Linda Silas est présidente de la Fédération canadienne des syndicats d’infirmières et d’infirmiers.
En tant qu’infirmière qui exerce depuis de nombreuses années et qui a maintenant l’honneur de faire partie de nombreuses tables de concertation politique, je suis convaincue que, quand d’autres liront cet excellent rapport du Conseil canadien de la santé (CCS), ils se poseront tout comme moi cette question : « N’avons-nous rien appris durant les une ou deux dernières décennies? ». Le rapport du CCS, Meilleure santé, meilleurs soins, meilleure valeur pour tous, reste positif tout en soulignant dix années de résultats décevants. Malgré les nombreuses recommandations qui n’ont pas été mises en œuvre, le Conseil canadien de la santé nous incite dans son rapport final à trouver une vision explicite de ce que nous voulons accomplir.
Il nous rappelle que l’objectif récent de qualité, sécurité et efficacité du système de santé remonte aux rapports Kirby et Romanow ainsi qu’aux promesses de l’Accord sur la santé de 2003. Cependant, le Conseil canadien de la santé omet poliment de montrer que tout ceci n’est qu’une question de politiques, ou plutôt une question de politiciens, devrais-je dire. Alors que les preuves et les recommandations sont nombreuses, réfléchies et réalisables, ces documents publiés avec des fonds publics sont oubliés sur les tablettes parce qu’ils ne cadrent pas avec le programme politique du jour.
Les Canadiens veulent que le système de santé soit une priorité. Nous savons que nous pourrions faire certaines choses pour apporter des améliorations, mais dès que les votes sont dépouillés, les promesses sont vite oubliées. Rejeter le partage original des coûts qui était de 50 %-50 %, pour que la part du gouvernement fédéral ne soit plus que de 11 % ou 12 % en 2016, transmet un message clairement négatif. Fondamentalement, le gouvernement fédéral dit aux provinces : « C’est à vous de régler ce problème. » Malheureusement, ce sont les Canadiens qui en souffrent, car la réponse de la plupart des provinces et territoires n’est guère impressionnante, leur choix étant d’en revenir à une situation similaire à celle du début des années 1990.

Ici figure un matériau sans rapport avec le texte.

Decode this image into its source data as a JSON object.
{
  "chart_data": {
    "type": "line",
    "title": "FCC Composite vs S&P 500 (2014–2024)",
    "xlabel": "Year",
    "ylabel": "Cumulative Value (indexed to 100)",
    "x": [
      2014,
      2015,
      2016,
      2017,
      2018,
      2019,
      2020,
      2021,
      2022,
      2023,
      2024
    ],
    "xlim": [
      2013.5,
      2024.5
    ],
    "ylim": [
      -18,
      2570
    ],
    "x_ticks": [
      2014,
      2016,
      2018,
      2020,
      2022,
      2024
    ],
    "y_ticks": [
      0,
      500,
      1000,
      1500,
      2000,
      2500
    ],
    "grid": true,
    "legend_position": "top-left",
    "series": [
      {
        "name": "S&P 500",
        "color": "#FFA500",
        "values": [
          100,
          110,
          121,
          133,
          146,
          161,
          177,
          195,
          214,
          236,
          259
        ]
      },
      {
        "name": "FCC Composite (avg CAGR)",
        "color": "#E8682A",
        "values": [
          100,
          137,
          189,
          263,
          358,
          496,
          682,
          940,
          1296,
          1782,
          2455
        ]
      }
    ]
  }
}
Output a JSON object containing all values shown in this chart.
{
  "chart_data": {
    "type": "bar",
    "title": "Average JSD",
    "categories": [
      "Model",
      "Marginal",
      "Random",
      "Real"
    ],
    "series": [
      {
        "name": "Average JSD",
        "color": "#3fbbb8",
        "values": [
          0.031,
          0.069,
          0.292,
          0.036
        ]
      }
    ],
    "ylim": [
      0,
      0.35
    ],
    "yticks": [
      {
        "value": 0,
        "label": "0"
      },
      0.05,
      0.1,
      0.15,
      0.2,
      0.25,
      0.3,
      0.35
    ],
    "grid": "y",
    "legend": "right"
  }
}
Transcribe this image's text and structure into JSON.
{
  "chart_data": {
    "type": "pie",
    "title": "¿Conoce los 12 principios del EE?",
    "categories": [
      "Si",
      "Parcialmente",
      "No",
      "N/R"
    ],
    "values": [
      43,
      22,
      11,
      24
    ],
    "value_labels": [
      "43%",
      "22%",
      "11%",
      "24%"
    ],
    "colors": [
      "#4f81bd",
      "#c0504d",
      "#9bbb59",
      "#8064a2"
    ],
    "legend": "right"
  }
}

Les Canadiens doivent s’exprimer, faute de quoi nous perdrons l’universalité du système de santé. Nous devons contrôler les pertes, mettre fin aux examens inutiles et limiter le coût des médicaments d’ordonnance. Nous devons trouver une autre solution que le cycle d’expansion-ralentissement en matière de planification et nous devons gérer nos ressources humaines de manière plus globale.
La Commission d’experts de l’Association des infirmières et infirmiers du Canada nous a rappelé ceci en juin 2011 : « Par-dessus tout, ne pas nuire. Des soins et des services de santé sûrs et de haute qualité devraient être un objectif national. »
Les commissaires ont aussi déclaré que les infirmières et infirmiers constituent un chaînon clé de la sécurité et doivent jouer un rôle de leaders pour instaurer et préserver un engagement national complet envers la sécurité et la qualité des soins et des services de santé.
Dans un récent document de recherche de la Dre Lois Berry, mon organisation – l’Association des infirmières et infirmiers du Canada – a souligné le lien entre la qualité des soins et la dotation en personnel :
« Les infirmières et infirmiers constituent le plus grand groupe professionnel du système de santé. Ils sont très instruits, hautement qualifiés, bien considérés par les patients et les familles dont ils s’occupent. Pourtant, ils continuent d’exercer dans des systèmes qui ne font pas appel à leurs connaissances expertes pour prendre des décisions sur les soins aux patients, ou sur la manière dont le personnel infirmier devrait être affecté à ces soins. Le système manque de maniabilité pour adapter les heures disponibles de soins infirmiers en fonction de la gravité de l’état de santé des patients. Il manque aussi d’une volonté politique pour créer des systèmes qui reconnaissent que la concordance entre la dotation en personnel infirmier et les besoins des patients permet de sauver des vies. »
Les infirmières et infirmiers dispensent plus de soins que tout autre groupe du système de santé. Les politiciens feraient bien d’écouter les voix expertes de ceux qui travaillent en première ligne et de cesser d’ignorer les recommandations fondées sur des preuves, pour lesquelles nous payons tous. La perte du Conseil canadien de la santé se fera ressentir longtemps à l’avenir. Faute d’une volonté politique pour mettre en œuvre des recommandations positives, rien ne pourra changer.